Auf eine hervorragende Hinrunde folgte der große Schock in der Winterpause. Drei Wochen nach dem Tod von Junior Malanda richtet Wolfsburg den Fokus auf die schönste Nebensache der Welt.

Am Freitag läutet Wolfsburg im Heimspiel gegen die Bayern den Auftakt zur Rückrunde ein
Am Freitag läutet Wolfsburg im Heimspiel gegen die Bayern den Auftakt zur Rückrunde ein ©Getty Images

Die vielleicht schwierigste Winterpause in der Vereinsgeschichte des VfL Wolfsburg neigt sich dem Ende entgegen. Nach dem tragischen Tod von Junior Malanda mussten Wege gefunden werden, um die Trauerarbeit parallel zur Vorbereitung auf das Duell gegen Spitzenreiter FC Bayern München laufen zu lassen.

Aus sportlicher Sicht hat der VfL in der Saison 2014/15 einige beeindruckende Zeichen gesetzt und die Hinrunde als zweitbestes Team abgeschlossen. Dem Etikett "best of the rest" hängt kein negativer Beiklang an, denn Wolfsburg hat immerhin drei der vier deutschen UEFA-Champions-League-Vertreter hinter sich gelassen. Und weil der FC Bayern München unerbittlich seine Muskeln spielen lässt, ist der zweite Tabellenplatz in einer hart umkämpften Bundesliga zur Winterpause ein sehr vorzeigbares Ergebnis.

Natürlich hat sich der Erfolg nicht über Nacht eingestellt. Die Wölfe haben viel Geld und viel Planung investiert, um nach fünf bestenfalls durchschnittlichen Spielzeiten wieder oben mitzumischen.
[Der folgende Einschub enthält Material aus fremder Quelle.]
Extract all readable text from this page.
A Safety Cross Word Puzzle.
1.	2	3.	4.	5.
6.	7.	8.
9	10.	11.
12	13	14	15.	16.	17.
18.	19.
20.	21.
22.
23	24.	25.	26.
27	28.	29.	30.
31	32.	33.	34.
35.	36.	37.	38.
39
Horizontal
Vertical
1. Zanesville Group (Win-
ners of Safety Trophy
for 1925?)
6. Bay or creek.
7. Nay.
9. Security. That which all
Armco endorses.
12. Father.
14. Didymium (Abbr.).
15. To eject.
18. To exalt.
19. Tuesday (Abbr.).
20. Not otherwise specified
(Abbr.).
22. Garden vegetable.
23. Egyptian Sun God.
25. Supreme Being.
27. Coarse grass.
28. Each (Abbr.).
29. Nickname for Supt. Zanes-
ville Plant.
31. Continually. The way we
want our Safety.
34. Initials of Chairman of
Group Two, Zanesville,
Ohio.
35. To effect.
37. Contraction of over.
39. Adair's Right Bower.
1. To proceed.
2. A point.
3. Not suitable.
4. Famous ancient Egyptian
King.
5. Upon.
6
Trainer Dieter Hecking, der jetzt seit einem Jahr im Amt ist, hat dabei gutes Kader-Management bewiesen und die guten Leistungen in der Bundesliga mit einem Weiterkommen in der UEFA Europa League komplementiert. In der nächsten Runde geht es dort gegen Sporting Clube de Portugal, ein hochinteressantes Duell, in dem sich keine Mannschaft einen Fehler erlauben darf.

Soweit zur sportlichen Situation. Die Realität sieht so aus, dass sich Spieler, Trainer, Mitarbeiter und Fans in den letzten zweieinhalb Wochen daran nicht im geringsten Sinne erfreuen konnten. Der tragische Tod von Junior Malanda hat alle glücklichen Momente von 2014 unterdrückt und den Wölfen den denkbar traurigsten Start 2015 beschert. Wie und warum richtet man den Blick wieder auf Fußball, wenn man gerade einen guten Freund verloren hat? Einen Teamkollegen, der sich gerade auf dem Weg zum Flughafen befand, um mit der Mannschaft ins Trainingslager nach Südafrika aufzubrechen. Die Trauer um Malanda reichte weit über Wolfsburgs, Deutschlands und Belgiens Grenzen hinaus, doch es lässt sich nur erahnen, wie niedergeschlagen die kollektive Stimmung im Lager des VfL gewesen sein muss.

"Es war ein sehr schwerer Gang für uns alle", sagte Wolfsburgs Geschäftsführer Klaus Allofs nach der Beerdigung von Malanda in Brüssel, zu der mehr als 2 000 Menschen kamen. "Junior zu verabschieden, hat sehr weh getan. Aber es war uns allen wichtig und ein großes Bedürfnis, ihm die letzte Ehre zu erweisen."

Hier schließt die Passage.